Já o Google costuma priorizar seus smartphones Pixel para lançamentos iniciais de novas funcionalidades.
Vale a pena trocar de celular por causa da IA?
A resposta depende do perfil do usuário.
Quando faz sentido
A troca pode ser interessante para quem:
- Utiliza IA diariamente;
- Trabalha com produtividade digital;
- Produz conteúdo;
- Edita fotos e vídeos;
- Utiliza ferramentas de automação;
- Busca maior integração entre dispositivos.
Quando não faz sentido
Para usuários que usam o smartphone principalmente para:
- Redes sociais;
- Mensagens;
- Streaming;
- Navegação básica;
os recursos avançados de IA podem não justificar a compra imediata de um aparelho premium.

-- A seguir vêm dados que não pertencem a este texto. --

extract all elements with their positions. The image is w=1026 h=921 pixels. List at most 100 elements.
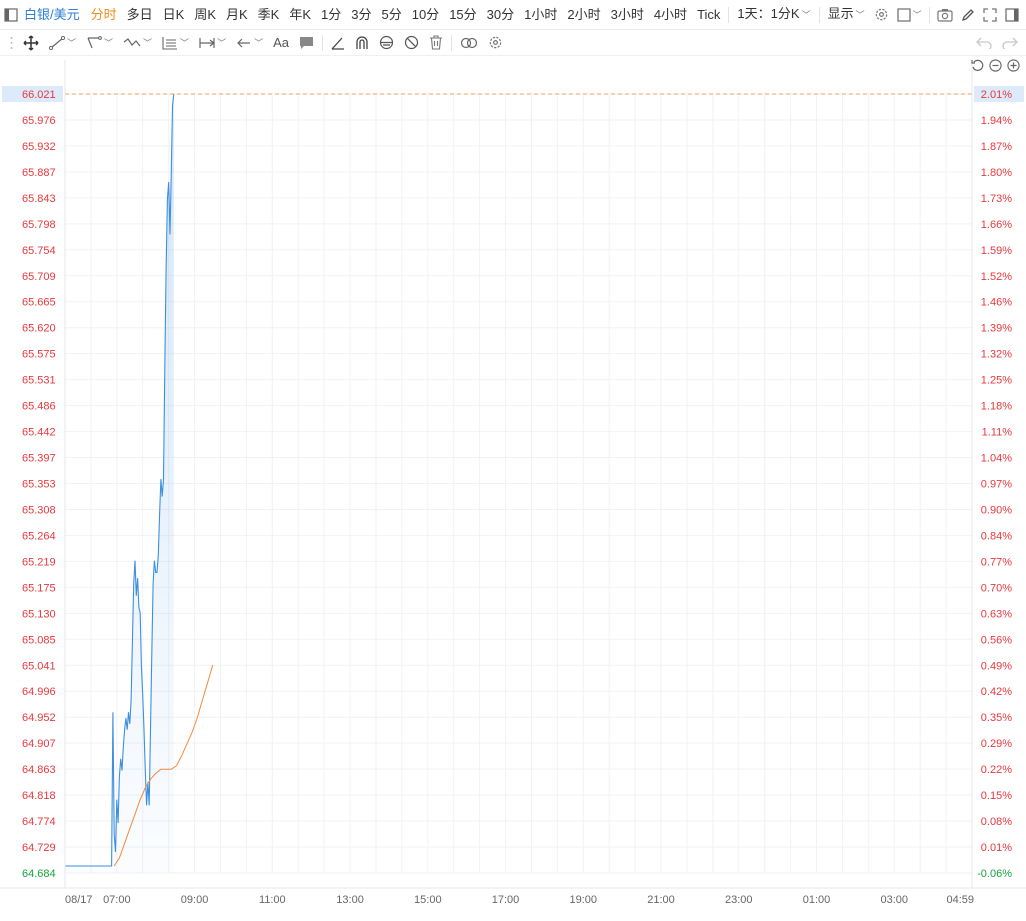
measure-tool[interactable]: ﹀ [194,30,231,56]
y-tick-label-right: 0.84% [981,530,1012,542]
period-tab[interactable]: 季K [253,0,285,30]
period-tab[interactable]: 多日 [122,0,158,30]
y-tick-label-left: 66.021 [22,89,56,101]
compare-tool[interactable] [455,30,483,56]
x-tick-label: 21:00 [647,894,675,906]
magnet-tool[interactable] [350,30,374,56]
period-tab[interactable]: Tick [692,0,725,30]
settings-gear-icon[interactable] [870,0,893,30]
camera-icon[interactable] [933,0,957,30]
arrow-left-icon [237,38,251,47]
chevron-down-icon: ﹀ [104,38,114,48]
period-tab[interactable]: 3小时 [606,0,649,30]
y-tick-label-right: 0.63% [981,608,1012,620]
y-tick-label-left: 65.442 [22,427,56,439]
y-tick-label-left: 65.887 [22,167,56,179]
y-tick-label-left: 65.085 [22,634,56,646]
channel-tool[interactable]: ﹀ [81,30,118,56]
period-tab[interactable]: 年K [284,0,316,30]
y-tick-label-right: 1.80% [981,167,1012,179]
period-tab[interactable]: 5分 [376,0,406,30]
hide-drawings-tool[interactable] [399,30,424,56]
y-tick-label-left: 64.863 [22,764,56,776]
period-tab[interactable]: 2小时 [562,0,605,30]
fibonacci-icon [162,36,178,50]
fibonacci-tool[interactable]: ﹀ [157,30,194,56]
lock-drawing-tool[interactable] [374,30,399,56]
period-tab[interactable]: 4小时 [649,0,692,30]
move-cross-icon[interactable] [18,30,44,56]
y-tick-label-left: 65.308 [22,504,56,516]
zoom-in-button[interactable] [1006,58,1020,72]
angle-tool[interactable] [326,30,350,56]
reset-zoom-button[interactable] [970,58,984,72]
chevron-down-icon: ﹀ [801,10,811,20]
pencil-icon[interactable] [957,0,979,30]
period-tab[interactable]: 15分 [444,0,481,30]
period-tab[interactable]: 周K [189,0,221,30]
period-tab[interactable]: 10分 [407,0,444,30]
period-tab[interactable]: 30分 [482,0,519,30]
y-tick-label-right: 0.42% [981,686,1012,698]
period-tab[interactable]: 3分 [346,0,376,30]
redo-icon [1002,37,1018,49]
delete-drawings-tool[interactable] [424,30,448,56]
wave-tool[interactable]: ﹀ [118,30,157,56]
chevron-down-icon: ﹀ [217,38,227,48]
x-tick-label: 07:00 [103,894,131,906]
chevron-down-icon: ﹀ [67,38,77,48]
y-tick-label-right: 0.77% [981,556,1012,568]
kline-setting-label: 1天：1分K [737,6,800,21]
drag-handle-icon[interactable] [0,30,18,56]
y-tick-label-right: 0.22% [981,764,1012,776]
period-tab[interactable]: 月K [221,0,253,30]
period-tab[interactable]: 1小时 [519,0,562,30]
x-tick-label: 13:00 [336,894,364,906]
y-tick-label-left: 64.684 [22,868,56,880]
sidebar-toggle-icon[interactable] [0,0,22,30]
y-tick-label-right: 1.32% [981,349,1012,361]
y-tick-label-right: 0.01% [981,842,1012,854]
toolbar-divider [928,6,930,23]
zoom-out-button[interactable] [988,58,1002,72]
y-tick-label-right: 0.49% [981,660,1012,672]
zoom-out-icon [988,58,1002,72]
y-tick-label-left: 65.531 [22,375,56,387]
toolbar-divider [322,34,323,51]
redo-button[interactable] [997,30,1026,56]
fullscreen-icon[interactable] [979,0,1001,30]
y-tick-label-right: 0.08% [981,816,1012,828]
y-tick-label-left: 65.754 [22,245,56,257]
chart-grid [64,93,973,874]
drawing-settings-tool[interactable] [483,30,508,56]
kline-setting-dropdown[interactable]: 1天：1分K ﹀ [732,0,815,30]
angle-icon [331,37,344,50]
symbol-name[interactable]: 白银/美元 [22,0,86,30]
trend-line-tool[interactable]: ﹀ [44,30,81,56]
period-tab[interactable]: 分时 [86,0,122,30]
display-dropdown[interactable]: 显示 ﹀ [823,0,870,30]
period-tab[interactable]: 1分 [316,0,346,30]
y-tick-label-left: 64.907 [22,738,56,750]
y-tick-label-right: 1.18% [981,401,1012,413]
y-tick-label-left: 65.620 [22,323,56,335]
layout-square-icon[interactable]: ﹀ [893,0,926,30]
y-tick-label-left: 64.729 [22,842,56,854]
y-tick-label-left: 65.041 [22,660,56,672]
y-tick-label-right: 1.94% [981,115,1012,127]
period-tab[interactable]: 日K [158,0,190,30]
undo-button[interactable] [971,30,997,56]
y-tick-label-right: 0.15% [981,790,1012,802]
text-tool[interactable]: Aa [268,30,294,56]
panel-toggle-icon[interactable] [1001,0,1023,30]
reset-icon [970,59,983,71]
y-tick-label-right: 0.70% [981,582,1012,594]
intraday-chart[interactable]: 66.021 65.976 65.932 65.887 65.843 65.798 65.7… [0,0,1026,921]
y-tick-label-left: 65.709 [22,271,56,283]
toolbar-divider [818,6,820,23]
comment-tool[interactable] [294,30,319,56]
y-tick-label-right: 1.59% [981,245,1012,257]
arrow-tool[interactable]: ﹀ [231,30,268,56]
y-tick-label-right: 1.39% [981,323,1012,335]
x-tick-label: 15:00 [414,894,442,906]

O futuro da inteligência artificial móvel
A tendência é que a inteligência artificial se torne um componente padrão dos smartphones.
Assim como ocorreu com câmeras múltiplas e sensores biométricos, a IA deve migrar gradualmente para aparelhos intermediários.
Entretanto, os modelos mais avançados continuarão recebendo recursos primeiro.
Analistas de mercado apontam que a disputa entre fabricantes nos próximos anos será menos focada em velocidade de processamento tradicional e mais concentrada na capacidade de executar inteligência artificial localmente.
Isso inclui:
- Assistentes mais inteligentes;
- Tradução universal;
- Edição multimodal;
- Busca contextual;
- Automação pessoal.
Como escolher um celular preparado para IA
Antes de comprar um smartphone, é importante observar alguns critérios.

Verifique o processador
Chips mais recentes tendem a oferecer melhor suporte para IA.
Analise a quantidade de RAM
Quanto maior a memória, melhor o desempenho em tarefas avançadas.
Pesquise a política de atualizações
Fabricantes que oferecem mais anos de suporte aumentam a vida útil do aparelho.
Confira compatibilidade com recursos específicos
Nem todo celular compatível com IA suporta todas as funcionalidades anunciadas.
Conclusão
A inteligência artificial está redefinindo a experiência dos smartphones, mas seu potencial depende diretamente da capacidade do hardware.
Embora aplicativos baseados em IA possam funcionar em diversos dispositivos, os recursos mais avançados exigem processadores modernos, unidades neurais dedicadas, memória adequada e suporte contínuo dos fabricantes.
Para o consumidor brasileiro, a principal lição é simples: ao escolher um novo celular, não basta avaliar apenas câmera, bateria ou armazenamento. A capacidade de executar inteligência artificial localmente tornou-se um dos fatores mais importantes para garantir que o aparelho permaneça relevante nos próximos anos.
À medida que a IA se torna o centro da estratégia das grandes fabricantes, entender a relação entre software e hardware será essencial para fazer uma compra mais consciente e preparada para o futuro.